(Bloomberg) -- The sell-off ripping through European equity markets intensified on Thursday as the cases of coronavirus outside China continued to rise.
The region’s benchmark is nearing a correction, with the Stoxx Europe 600 Index now down 8.9% since last week’s record high. The measure slid 2.3% as of 8:12 a.m. in London, with basic resources and travel and leisure industry groups lower, after the U.S. reported its first case of coronavirus that doesn’t have ties to a known outbreak.
Equities are plunging as the spread of the epidemic fuels fears about the impact on global growth and corporate earnings. More coronavirus cases were reported in countries other than China for the first time, the World Health Organization said.
“Given the recent volatility, fear is the dominant factor,” said Guillermo Hernandez Sampere, head of trading at asset manager MPPM EK. “In a very short period, we went from all-time high celebrations to panic mode. It’s too early to ‘buy the dip’ in my view and I expect investors to stay on the sidelines or increase cash.”

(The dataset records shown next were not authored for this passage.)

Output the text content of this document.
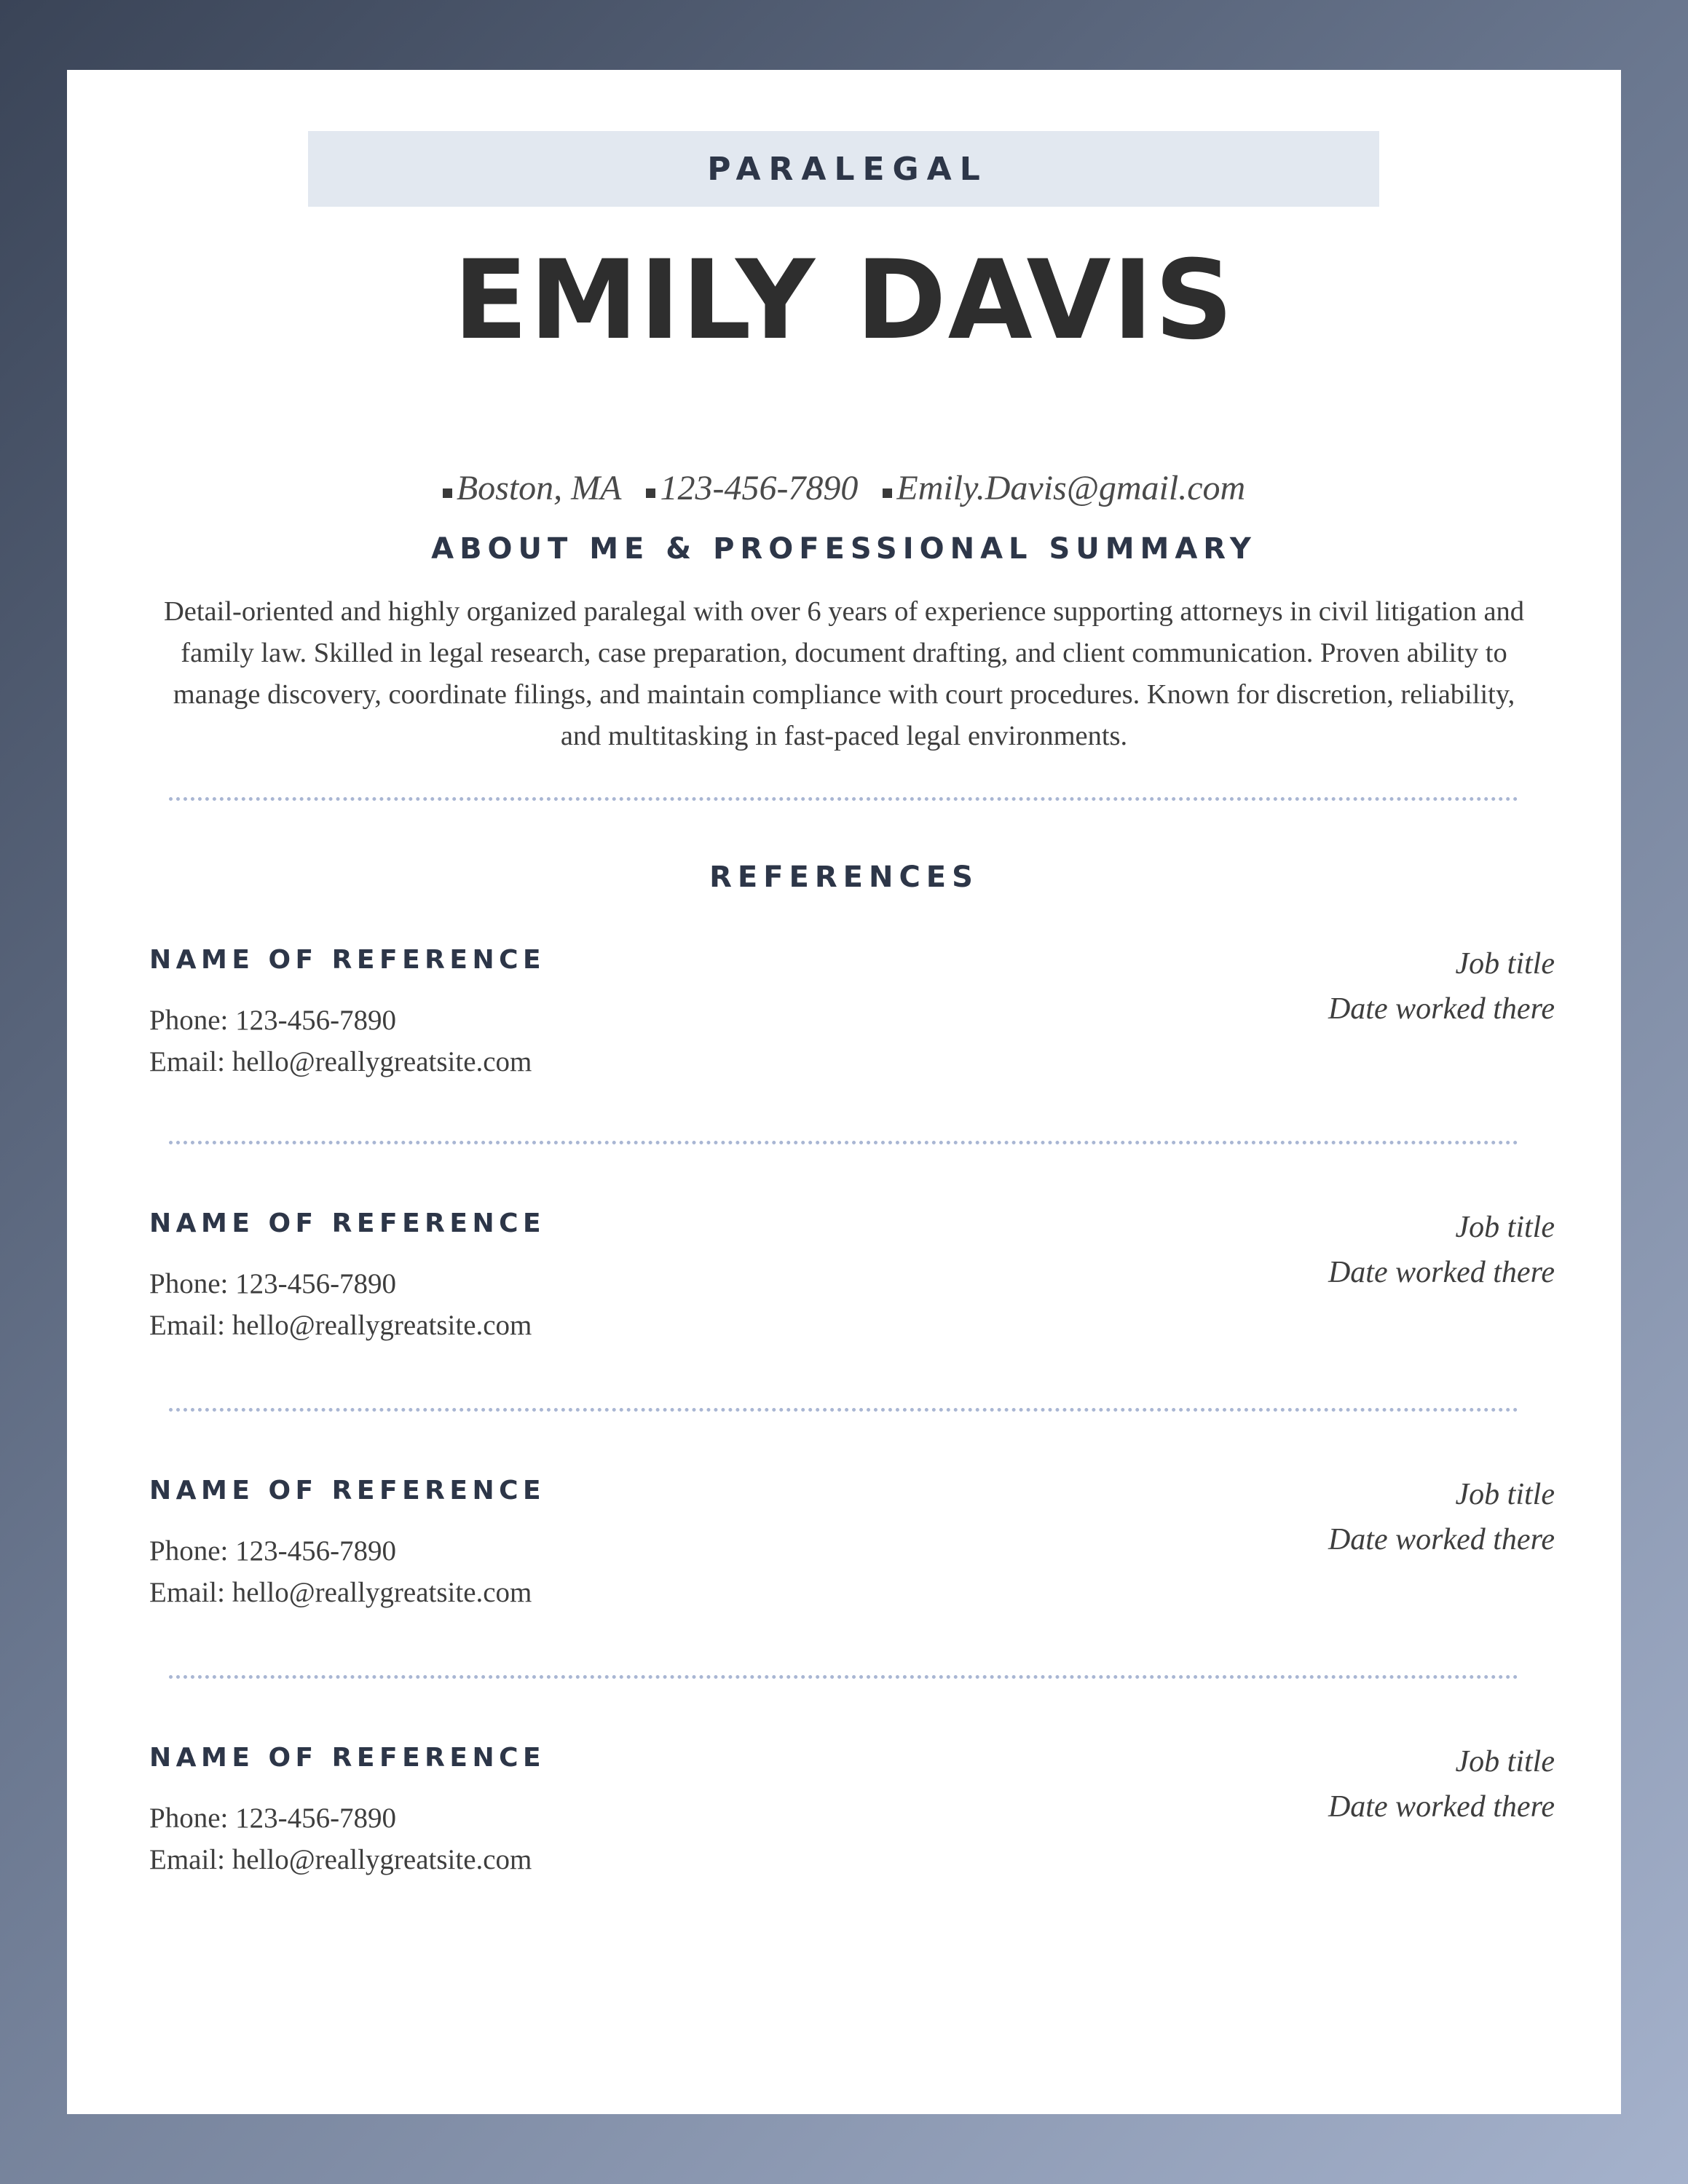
PARALEGAL
EMILY DAVIS
Boston, MA 123-456-7890 Emily.Davis@gmail.com
ABOUT ME & PROFESSIONAL SUMMARY
Detail-oriented and highly organized paralegal with over 6 years of experience supporting attorneys in civil litigation and family law. Skilled in legal research, case preparation, document drafting, and client communication. Proven ability to manage discovery, coordinate filings, and maintain compliance with court procedures. Known for discretion, reliability, and multitasking in fast-paced legal environments.
REFERENCES
NAME OF REFERENCE
Phone: 123-456-7890
Email: hello@reallygreatsite.com
Job title
Date worked there
NAME OF REFERENCE
Phone: 123-456-7890
Email: hello@reallygreatsite.com
Job title
Date worked there
NAME OF REFERENCE
Phone: 123-456-7890
Email: hello@reallygreatsite.com
Job title
Date worked there
NAME OF REFERENCE
Phone: 123-456-7890
Email: hello@reallygreatsite.com
Job title
Date worked there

European equities have now wiped out all the sharp gains made since late October. The Stoxx 600 is on track for its worst week since August 2011. Stocks in Italy, the heart of the outbreak in Europe, fell 2.2% on Thursday. Greek stocks, last year’s big winners, are heading for one of the worst performances among global equity benchmarks this month.
Travel stocks tumbled yet again, down 3.3%. The sector has plunged the most among industry groups since Feb. 19.
Anheuser Busch Inbev NV (NYSE:BUD)joined the chorus of companies warning about the impact of the epidemic, with the world’s largest brewer forecasting the steepest decline in quarterly profit in at least a decade due to the coronavirus. Its shares fell 5%.
“Investors should minimize their exposure to industrial commodities, luxury goods and European airlines,” said Seema Shah, chief strategist at Principal Global Investors. “We also favor quality stocks, especially large companies. “Defensive sectors such as utilities, real estate and health care are likely to do well in the equity markets compared to the broader markets.”
Seven companies including AstraZeneca Plc (NYSE:AZN), Barclays Plc (NYSE:BCS) and HSBC Holdings Plc (LON:HSBA) traded without the right to dividends today, shaving about 0.4 point off the Stoxx 600 and almost 28 points off the FTSE 100 Index.